Didier Deschamps. Le vestiaire, c'est l'intimité d'une équipe. Moi qui ai pas mal bourlingué, j'en ai vu un certain nombre. Mais celui-ci restera toujours différent des autres car c'est celui de la consécration. Qui aurait cru, dix ans après, qu'on organiserait encore des visites dans ce vestiaire ? A. J. Tu te souviens du premier match qu'on a joué ici ? D. D. Oui, c'était contre l'Espagne, six mois avant la Coupe du monde. On avait visité le stade un an auparavant, avec Zizou, pendant sa construction. Mais c'est vraiment ce jour-là, contre l'Espagne, qu'on a pris possession du lieu.

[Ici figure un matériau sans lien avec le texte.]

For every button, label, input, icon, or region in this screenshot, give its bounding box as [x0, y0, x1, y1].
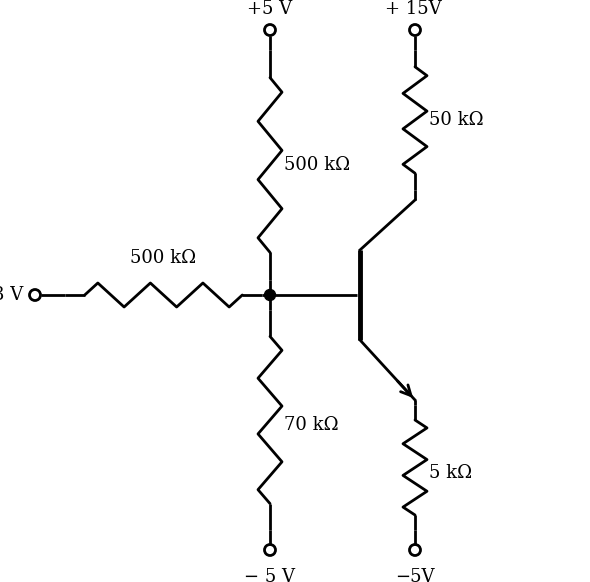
Text: −5V: −5V [395, 568, 435, 582]
Text: 5 kΩ: 5 kΩ [429, 463, 472, 481]
Text: 500 kΩ: 500 kΩ [130, 249, 196, 267]
Text: 70 kΩ: 70 kΩ [284, 416, 339, 434]
Text: − 5 V: − 5 V [244, 568, 296, 582]
Circle shape [264, 289, 276, 300]
Text: 500 kΩ: 500 kΩ [284, 156, 350, 174]
Text: +3 V: +3 V [0, 286, 23, 304]
Text: + 15V: + 15V [385, 0, 441, 18]
Text: 50 kΩ: 50 kΩ [429, 111, 484, 129]
Text: +5 V: +5 V [247, 0, 293, 18]
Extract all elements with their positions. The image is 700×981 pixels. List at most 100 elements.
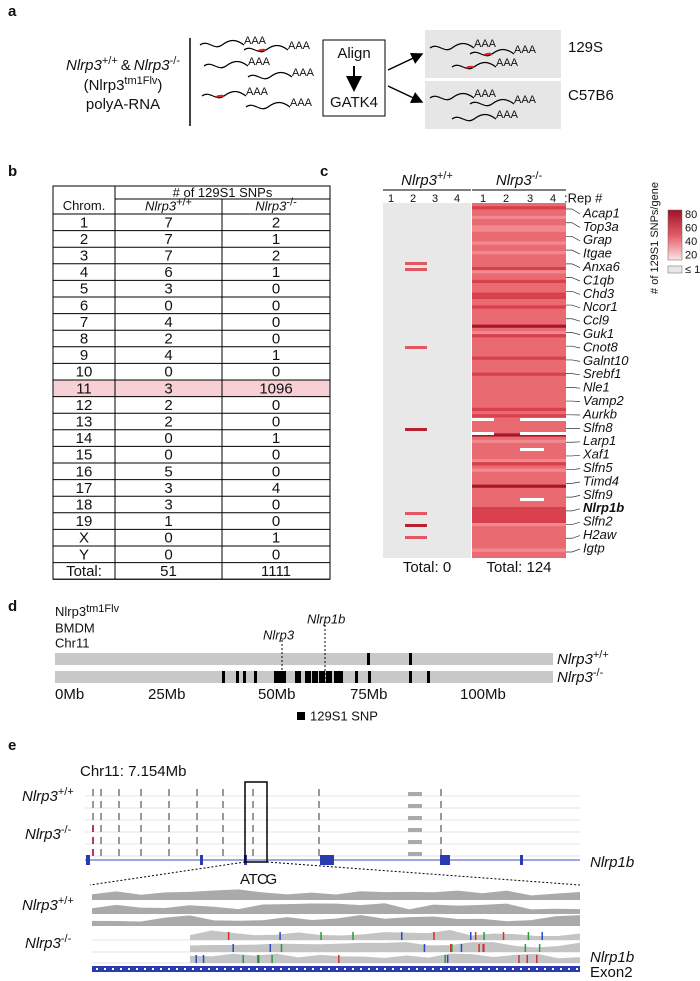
peak — [252, 825, 254, 832]
peak — [408, 840, 422, 844]
zoom — [266, 861, 581, 886]
genotype-label: Nlrp3-/- — [255, 196, 297, 214]
marker: Nlrp3 — [263, 627, 295, 642]
table-cell: 0 — [272, 297, 280, 314]
strand — [360, 968, 362, 970]
mismatch — [536, 955, 538, 963]
read — [429, 42, 475, 51]
base: A — [240, 871, 250, 888]
snp-mark — [409, 671, 412, 683]
table-cell: 8 — [80, 330, 88, 347]
genotype-label: Nlrp3+/+ — [22, 895, 74, 914]
strand — [416, 968, 418, 970]
coverage — [92, 903, 580, 914]
axis-label: 0Mb — [55, 686, 84, 703]
strand — [208, 968, 210, 970]
table-cell: 2 — [164, 330, 172, 347]
peak — [196, 837, 198, 844]
table-cell: 6 — [80, 297, 88, 314]
read-group — [425, 81, 561, 129]
peak — [196, 825, 198, 832]
peak — [140, 849, 142, 856]
allele: (Nlrp3 — [84, 77, 125, 94]
leader — [566, 222, 581, 228]
genotype-label: Nlrp3+/+ — [22, 786, 74, 805]
table-cell: 4 — [164, 347, 172, 364]
peak — [408, 804, 422, 808]
gene-label: Slfn5 — [583, 460, 613, 475]
leader — [566, 345, 581, 349]
heatmap-row — [472, 324, 566, 328]
mismatch — [446, 955, 449, 963]
coverage — [92, 889, 580, 900]
colorbar-low-label: ≤ 1 — [685, 264, 700, 276]
exon — [86, 855, 90, 865]
heatmap-gap — [520, 432, 566, 435]
gene-label: Galnt10 — [583, 353, 629, 368]
table-cell: 7 — [80, 314, 88, 331]
strand — [272, 968, 274, 970]
peak — [408, 852, 422, 856]
mismatch — [518, 955, 520, 963]
strain: 129S — [568, 39, 603, 56]
mismatch — [320, 932, 322, 940]
strand — [448, 968, 450, 970]
table-header: Chrom. — [63, 198, 106, 213]
table-cell: 1 — [80, 214, 88, 231]
strand — [480, 968, 482, 970]
heatmap-row — [405, 536, 427, 539]
leader — [566, 481, 581, 484]
gene-label: Igtp — [583, 540, 605, 555]
strand — [104, 968, 106, 970]
table-cell: 1 — [272, 264, 280, 281]
table-cell: 1 — [272, 347, 280, 364]
strand — [512, 968, 514, 970]
gene: Nlrp3 — [66, 57, 103, 74]
strand — [328, 968, 330, 970]
peak — [440, 837, 442, 844]
heatmap-row — [472, 507, 566, 511]
peak — [92, 813, 94, 820]
heatmap-row — [405, 428, 427, 431]
strand — [376, 968, 378, 970]
peak — [440, 813, 442, 820]
table-cell: 10 — [76, 364, 93, 381]
table-cell: Total: — [66, 563, 102, 580]
heatmap-row — [472, 414, 566, 418]
strand — [400, 968, 402, 970]
peak — [100, 837, 102, 844]
leader — [566, 373, 581, 376]
strand — [264, 968, 266, 970]
heatmap-row — [405, 524, 427, 527]
step: Align — [337, 45, 370, 62]
coverage — [190, 942, 580, 952]
snp-mark — [334, 671, 340, 683]
polya: AAA — [496, 57, 519, 69]
gene-label: H2aw — [583, 527, 618, 542]
table-cell: 11 — [76, 380, 92, 397]
mismatch — [352, 932, 354, 940]
strand — [160, 968, 162, 970]
strand — [120, 968, 122, 970]
heatmap-row — [472, 519, 566, 523]
table-cell: 0 — [164, 546, 172, 563]
table-cell: 0 — [164, 430, 172, 447]
rep: 3 — [432, 193, 438, 205]
table-cell: 0 — [164, 530, 172, 547]
gene-label: Vamp2 — [583, 393, 624, 408]
colorbar — [667, 209, 683, 261]
table-cell: 9 — [80, 347, 88, 364]
heatmap-row — [472, 372, 566, 376]
locus: Chr11: 7.154Mb — [80, 763, 186, 780]
peak — [318, 837, 320, 844]
track — [55, 671, 553, 683]
polya: AAA — [290, 97, 313, 109]
allele-sup: tm1Flv — [86, 603, 120, 615]
gene-label: Itgae — [583, 246, 612, 261]
mismatch — [242, 955, 244, 963]
table-cell: 7 — [164, 231, 172, 248]
snp — [483, 52, 493, 56]
table-cell: 4 — [164, 314, 172, 331]
mismatch — [483, 944, 485, 952]
peak — [222, 837, 224, 844]
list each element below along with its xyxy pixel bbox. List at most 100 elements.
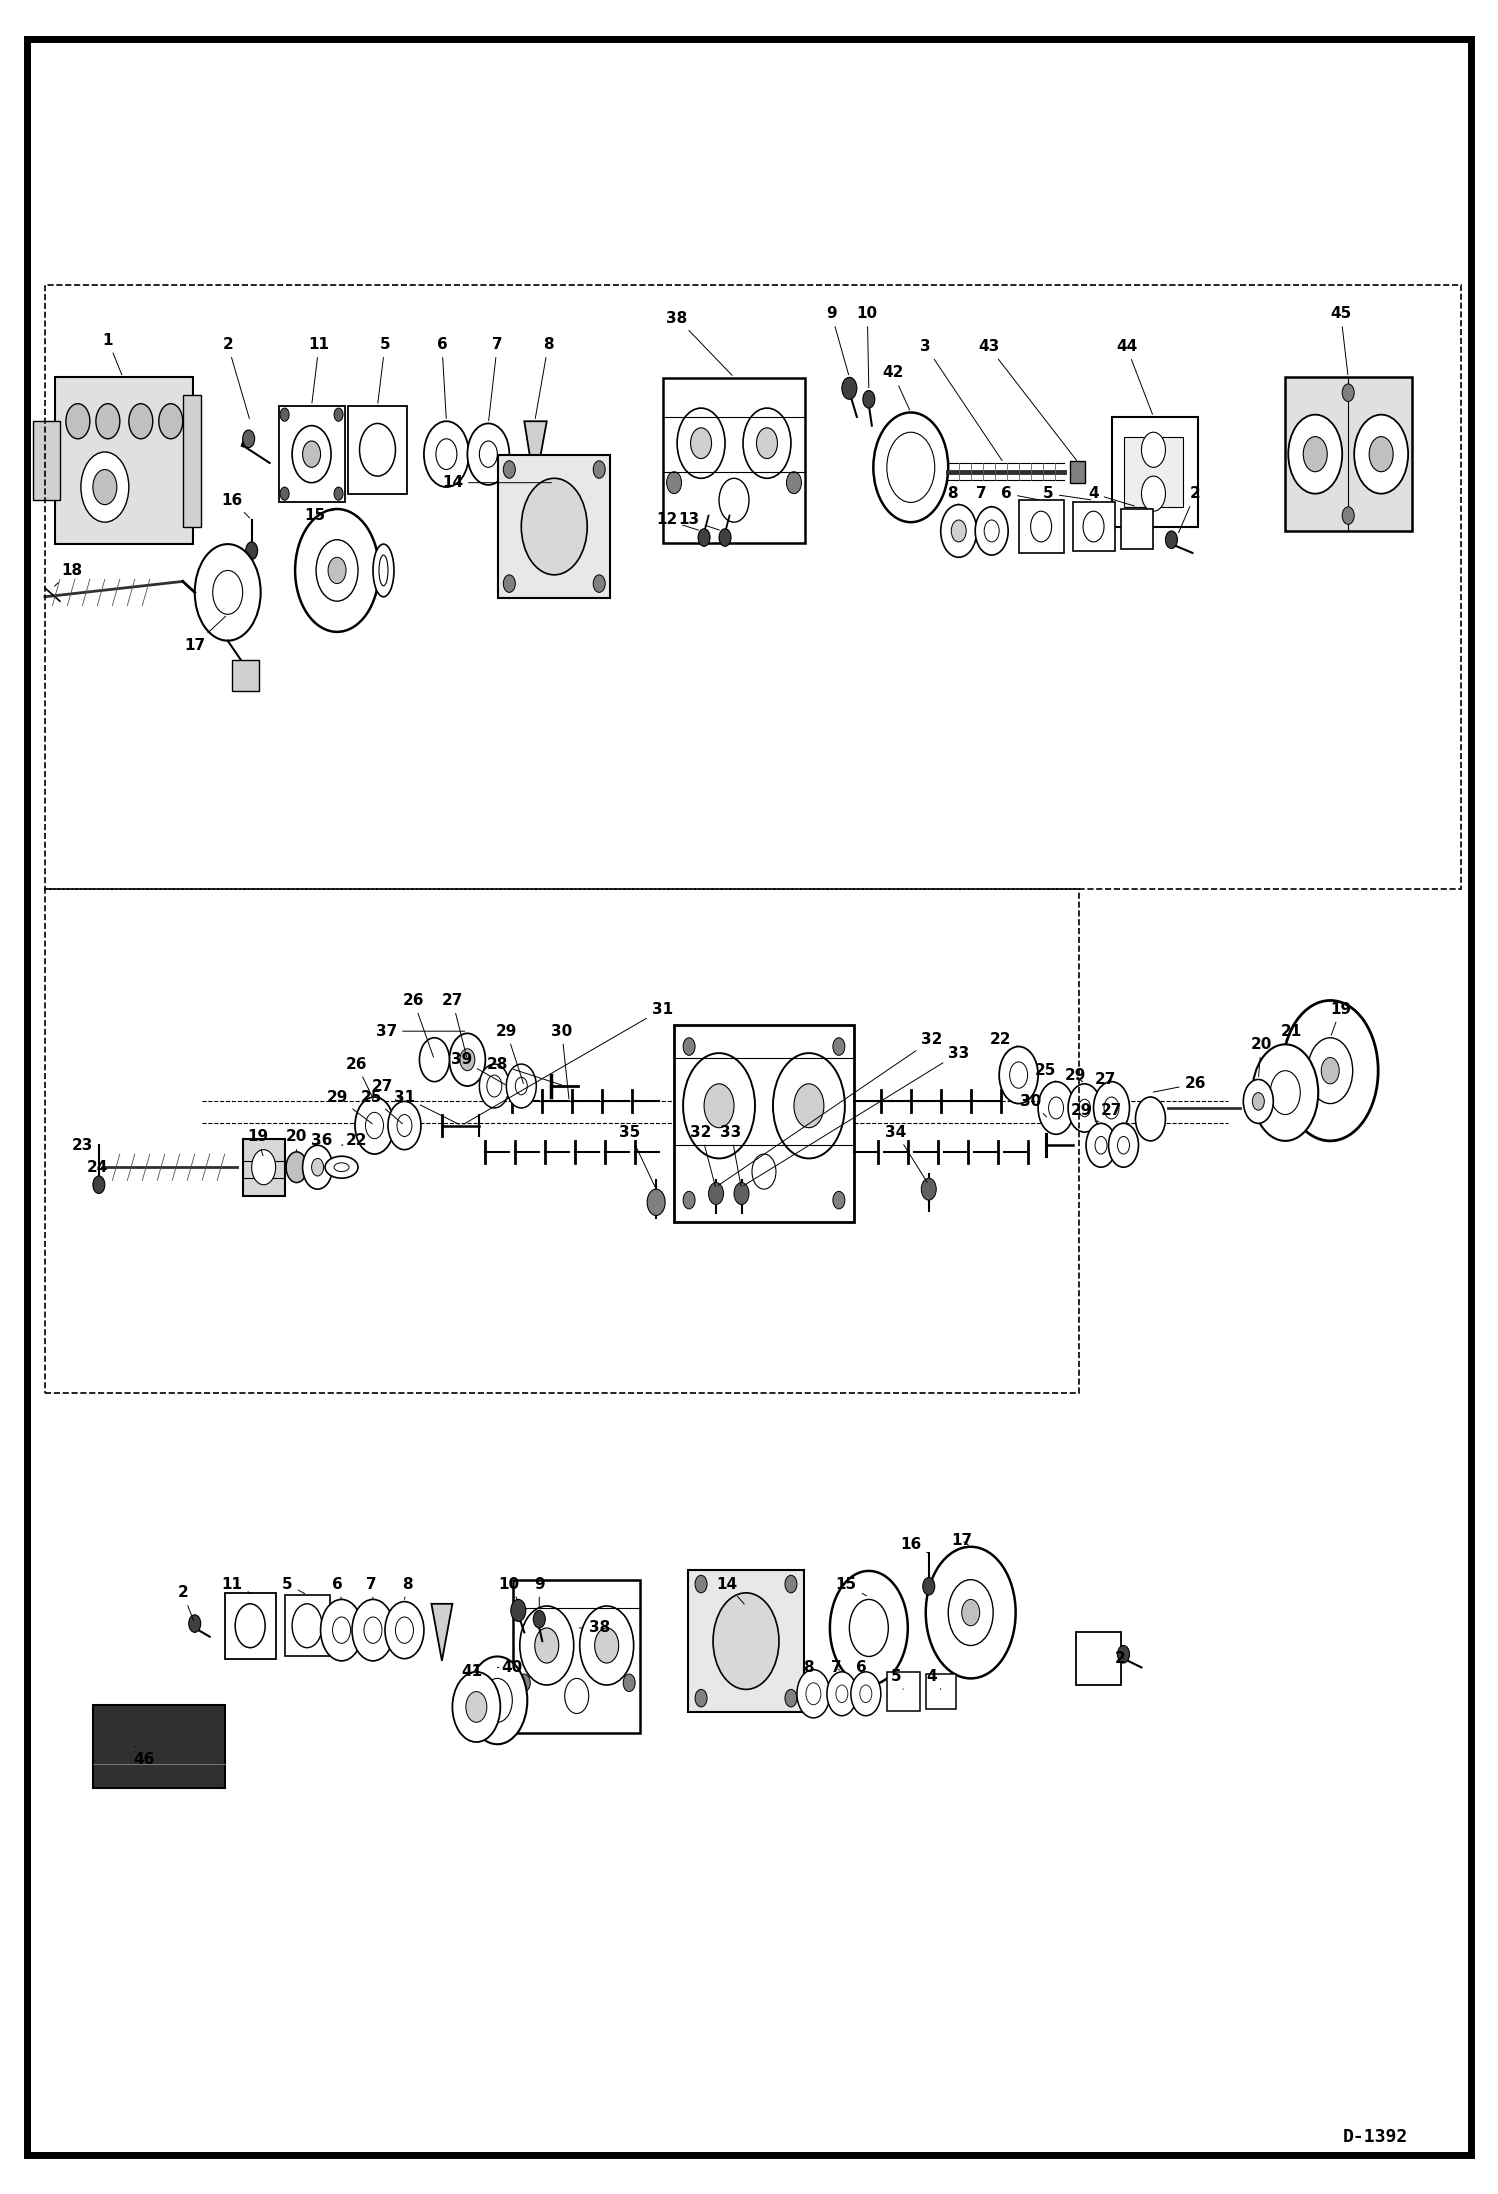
Polygon shape (431, 1604, 452, 1661)
Circle shape (683, 1038, 695, 1055)
Text: 34: 34 (885, 1126, 927, 1183)
Circle shape (93, 470, 117, 505)
Circle shape (851, 1672, 881, 1716)
Circle shape (1165, 531, 1177, 548)
Circle shape (360, 423, 395, 476)
Text: 38: 38 (580, 1621, 610, 1635)
Circle shape (683, 1053, 755, 1158)
Text: 7: 7 (830, 1661, 842, 1674)
Text: 1: 1 (102, 333, 121, 375)
Circle shape (713, 1593, 779, 1689)
Circle shape (1031, 511, 1052, 542)
Text: 29: 29 (1071, 1104, 1098, 1121)
Text: 27: 27 (372, 1079, 401, 1099)
Text: 32: 32 (691, 1126, 716, 1187)
Bar (225, 1593, 276, 1659)
Circle shape (830, 1571, 908, 1685)
Circle shape (195, 544, 261, 641)
Circle shape (1270, 1071, 1300, 1115)
Text: 39: 39 (451, 1053, 505, 1084)
Circle shape (312, 1158, 324, 1176)
Bar (285, 1595, 330, 1656)
Text: 26: 26 (403, 994, 433, 1058)
Text: 44: 44 (1116, 340, 1152, 415)
Circle shape (797, 1670, 830, 1718)
Circle shape (1135, 1097, 1165, 1141)
Circle shape (506, 1064, 536, 1108)
Bar (926, 1674, 956, 1709)
Circle shape (975, 507, 1008, 555)
Text: 7: 7 (975, 487, 992, 507)
Text: 27: 27 (1101, 1104, 1124, 1123)
Polygon shape (524, 421, 547, 487)
Bar (1076, 1632, 1121, 1685)
Circle shape (1303, 437, 1327, 472)
Circle shape (1288, 415, 1342, 494)
Bar (674, 1025, 854, 1222)
Circle shape (303, 1145, 333, 1189)
Ellipse shape (373, 544, 394, 597)
Circle shape (595, 1628, 619, 1663)
Circle shape (334, 408, 343, 421)
Text: 25: 25 (361, 1090, 403, 1123)
Bar (1285, 377, 1411, 531)
Circle shape (1354, 415, 1408, 494)
Bar (1121, 509, 1153, 548)
Circle shape (1342, 507, 1354, 524)
Text: 24: 24 (87, 1161, 108, 1174)
Circle shape (467, 1656, 527, 1744)
Text: 35: 35 (619, 1126, 655, 1187)
Circle shape (1049, 1097, 1064, 1119)
Text: 6: 6 (436, 338, 448, 419)
Circle shape (773, 1053, 845, 1158)
Circle shape (695, 1689, 707, 1707)
Bar (232, 660, 259, 691)
Circle shape (691, 428, 712, 459)
Circle shape (295, 509, 379, 632)
Circle shape (328, 557, 346, 584)
Ellipse shape (334, 1163, 349, 1172)
Text: 46: 46 (133, 1746, 154, 1766)
Circle shape (1369, 437, 1393, 472)
Bar (348, 406, 407, 494)
Circle shape (580, 1606, 634, 1685)
Circle shape (520, 1606, 574, 1685)
Bar (1112, 417, 1198, 527)
Circle shape (667, 472, 682, 494)
Text: 5: 5 (890, 1670, 903, 1689)
Text: 15: 15 (304, 509, 334, 522)
Circle shape (467, 423, 509, 485)
Text: 2: 2 (1179, 487, 1201, 533)
Bar (1124, 437, 1183, 507)
Text: 17: 17 (184, 617, 226, 652)
Text: 20: 20 (286, 1130, 307, 1152)
Text: 22: 22 (990, 1033, 1019, 1047)
Circle shape (1083, 511, 1104, 542)
Circle shape (926, 1547, 1016, 1678)
Bar (1070, 461, 1085, 483)
Bar (688, 1571, 804, 1711)
Text: 6: 6 (855, 1661, 867, 1674)
Circle shape (303, 441, 321, 467)
Text: 4: 4 (1088, 487, 1134, 507)
Circle shape (719, 478, 749, 522)
Circle shape (695, 1575, 707, 1593)
Bar (55, 377, 193, 544)
Text: 37: 37 (376, 1025, 464, 1038)
Circle shape (1342, 384, 1354, 402)
Circle shape (565, 1678, 589, 1714)
Circle shape (460, 1049, 475, 1071)
Circle shape (479, 1064, 509, 1108)
Text: 7: 7 (488, 338, 503, 421)
Circle shape (709, 1183, 724, 1205)
Circle shape (452, 1672, 500, 1742)
Circle shape (1095, 1136, 1107, 1154)
Circle shape (1079, 1099, 1091, 1117)
Text: 27: 27 (1095, 1073, 1116, 1086)
Circle shape (887, 432, 935, 502)
Ellipse shape (325, 1156, 358, 1178)
Circle shape (806, 1683, 821, 1705)
Text: 42: 42 (882, 366, 909, 410)
Text: 8: 8 (535, 338, 554, 419)
Bar (662, 377, 806, 542)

Ceux qui ont joué ce match ont ensuite gardé leur place dans le vestiaire. Moi, par exemple, j'ai toujours été assis là, au bout du banc. On avait gagné, c'était notre premier match ici : pas question de changer quoi que ce soit à ce qui allait devenir nos habitudes. On avait nos repères.

A. J. Toi qui es devenu entraîneur, tu le sais maintenant : un vestiaire, c'est aussi un endroit infernal pour un coach. Avant le match, tu tournes en rond pendant deux heures et tu en as vite ras le bol. Tu peux toujours discuter avec un joueur, certes, mais c'est surtout pour te rassurer toi-même. En fait, tout le monde se sécurise mutuellement dans un vestiaire.

D. D. En plus, tu ne peux pas sortir car il y a trop de sollicitations à l'extérieur : on te demande tout de suite des autographes, de faire une photo, un commentaire… L'entraîneur n'a pas d'autre choix que de rester enfermé dans son vestiaire. Et comme il n'y a pas de dépense physique, c'est effectivement très long.

A. J. Mais quand arrive le moment de rentrer sur le terrain, alors là c'est fantastique. C'est ce qui me manque le plus aujourd'hui : l'instant où les joueurs reviennent de l'échauffement et où tout le monde plonge dans une concentration maximale. On se regarde, on se touche, on est impatient de confirmer sur le terrain ce qu'on a mis en place avant le match…

D.D. …la température monte graduellement. Il y a des joueurs qui sont très concentrés, d'autres qui plaisantent, d'autres qui préfèrent écouter… En équipe de France, on plaisantait pas mal, on se chambrait même beaucoup. On savait qu'il fallait être concentré et décontracté en même temps, et surtout pas l'inverse : si tu es déconcentré et contracté avant un match, t'es mort.

Avec le recul, comment expliquer la victoire de l'équipe de France ?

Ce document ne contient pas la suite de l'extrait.